Steadfast was built on the lines of the 1913 leHavre pilot cutter Jolie Brise, although we took some liberties in the layout and have installed a simple drum wheel steering setup in lieu of Jolie Brise’s long tiller. Her principal dimensions are:
Length: 58’/17 m
Sparred length: 75’/ 22 m
Beam” 16’/ 5m
Displacement: 40 tonnes
Pilot Service in the early 20th century: Prior to WWI, ships were not generally equipped with radios, and pilot boats were typically operated under sail alone. The Bristol Channel pilot cutters were usually owned by an individual pilot, who sailed with one crew and went out “seeking” in the Bristol Channel for a ship in need of a pilot. Upon finding such, the pilot went on board to guide the ship into port, while the pilot cutter, with the one crew on board, was towed behind.

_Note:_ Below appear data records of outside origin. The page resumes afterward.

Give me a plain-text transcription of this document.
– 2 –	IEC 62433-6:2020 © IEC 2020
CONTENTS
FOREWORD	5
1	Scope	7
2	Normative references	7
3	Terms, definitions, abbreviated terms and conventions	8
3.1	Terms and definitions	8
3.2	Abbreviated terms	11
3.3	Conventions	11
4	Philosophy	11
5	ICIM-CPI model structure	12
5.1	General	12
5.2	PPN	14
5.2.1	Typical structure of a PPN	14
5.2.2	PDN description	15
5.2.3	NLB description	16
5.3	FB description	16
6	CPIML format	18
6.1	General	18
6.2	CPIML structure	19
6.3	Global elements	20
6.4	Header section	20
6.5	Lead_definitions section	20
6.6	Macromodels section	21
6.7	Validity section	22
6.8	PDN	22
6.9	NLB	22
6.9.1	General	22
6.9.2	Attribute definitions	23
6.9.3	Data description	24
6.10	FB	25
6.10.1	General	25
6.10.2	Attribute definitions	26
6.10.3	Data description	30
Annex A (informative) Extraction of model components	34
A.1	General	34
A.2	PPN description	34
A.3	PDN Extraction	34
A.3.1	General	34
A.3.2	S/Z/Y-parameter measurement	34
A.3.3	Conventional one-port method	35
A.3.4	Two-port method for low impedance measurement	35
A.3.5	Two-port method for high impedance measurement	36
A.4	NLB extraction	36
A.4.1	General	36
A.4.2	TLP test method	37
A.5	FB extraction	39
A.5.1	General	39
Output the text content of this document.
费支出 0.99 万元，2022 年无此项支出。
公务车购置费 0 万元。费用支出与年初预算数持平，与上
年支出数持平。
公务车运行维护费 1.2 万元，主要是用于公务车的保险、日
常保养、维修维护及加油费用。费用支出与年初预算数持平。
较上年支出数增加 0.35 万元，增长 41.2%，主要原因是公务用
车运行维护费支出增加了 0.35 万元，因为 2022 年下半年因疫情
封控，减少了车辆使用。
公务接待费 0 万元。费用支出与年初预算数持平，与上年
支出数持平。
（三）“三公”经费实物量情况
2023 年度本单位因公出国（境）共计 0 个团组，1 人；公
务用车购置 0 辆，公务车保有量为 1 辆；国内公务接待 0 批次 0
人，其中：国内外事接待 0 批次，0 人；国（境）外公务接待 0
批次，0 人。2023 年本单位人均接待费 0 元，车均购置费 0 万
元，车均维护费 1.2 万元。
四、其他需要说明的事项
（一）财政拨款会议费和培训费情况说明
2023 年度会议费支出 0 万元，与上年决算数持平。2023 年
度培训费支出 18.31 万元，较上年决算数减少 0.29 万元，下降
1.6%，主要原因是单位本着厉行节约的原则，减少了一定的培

The pilot service in France operated differently, in that a pilot boat was used to keep station a safe distance off shore awaiting a ship needing a pilot. When a ship came over the horizon, the pilot boat sailed up to it to offer pilotage services, whereupon the pilot was taken on board to guide the ship in, while the pilot vessel remained on station. These pilot boats typically remained at sea for two weeks at a time in all weather, during which they would also take pilots off ships that were outward bound. They might at any time have had as many as four pilots on board, all master mariners, awaiting an inbound ship. While waiting, pilots spent much of their time in the main saloon around the table that lay atop the water tank, smoking and playing cards, and enjoying each other’s company.

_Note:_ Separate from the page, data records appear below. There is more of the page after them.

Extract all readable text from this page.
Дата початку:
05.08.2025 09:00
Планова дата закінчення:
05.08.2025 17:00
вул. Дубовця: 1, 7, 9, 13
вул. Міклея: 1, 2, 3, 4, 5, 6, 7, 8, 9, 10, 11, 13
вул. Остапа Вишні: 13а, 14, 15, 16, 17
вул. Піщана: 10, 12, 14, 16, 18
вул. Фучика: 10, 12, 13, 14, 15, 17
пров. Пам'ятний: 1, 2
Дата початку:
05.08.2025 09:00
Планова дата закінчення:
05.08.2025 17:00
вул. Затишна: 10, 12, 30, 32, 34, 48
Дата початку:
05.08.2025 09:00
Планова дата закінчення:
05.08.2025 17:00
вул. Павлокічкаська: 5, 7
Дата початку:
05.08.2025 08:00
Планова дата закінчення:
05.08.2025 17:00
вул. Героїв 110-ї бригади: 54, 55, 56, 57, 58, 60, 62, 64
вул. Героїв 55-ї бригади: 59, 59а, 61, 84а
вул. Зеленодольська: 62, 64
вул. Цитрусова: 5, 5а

Sleeping Accommodation: The layout down below on Steadfast is in keeping with the original accommodation plan on the French pilot cutters, with four pilot berths (what else?) in the main saloon, the galley forward of this, and the fo’c’s’le with two single berths and heads forward of the galley. The pilot berths are full sized single berths behind the settees, and the main saloon is, by yachting standards, enormous. The four settees inboard of the pilot berths can slide out for four additional single berths, and there is a narrow berth in the fo’c’s’le that we normally use for a sail locker that can be made up if required. Sleeping accommodation therefore consists of six single berths, four slide-out berths, and one narrow berth. Crew quarters are in a separate compartment aft.
In keeping with her traditional character, Steadfast has a minimum of modern conveniences, and the level of finish down below could be described as simple but elegant. The sea toilet is pumped manually (into a holding tank) and fresh water for washing up is pumped with either a foot or hand pump. A hot shower is always available, by way of a solar bag with water heated on the cooker. It’s a little like glamping, only sailing, not camping.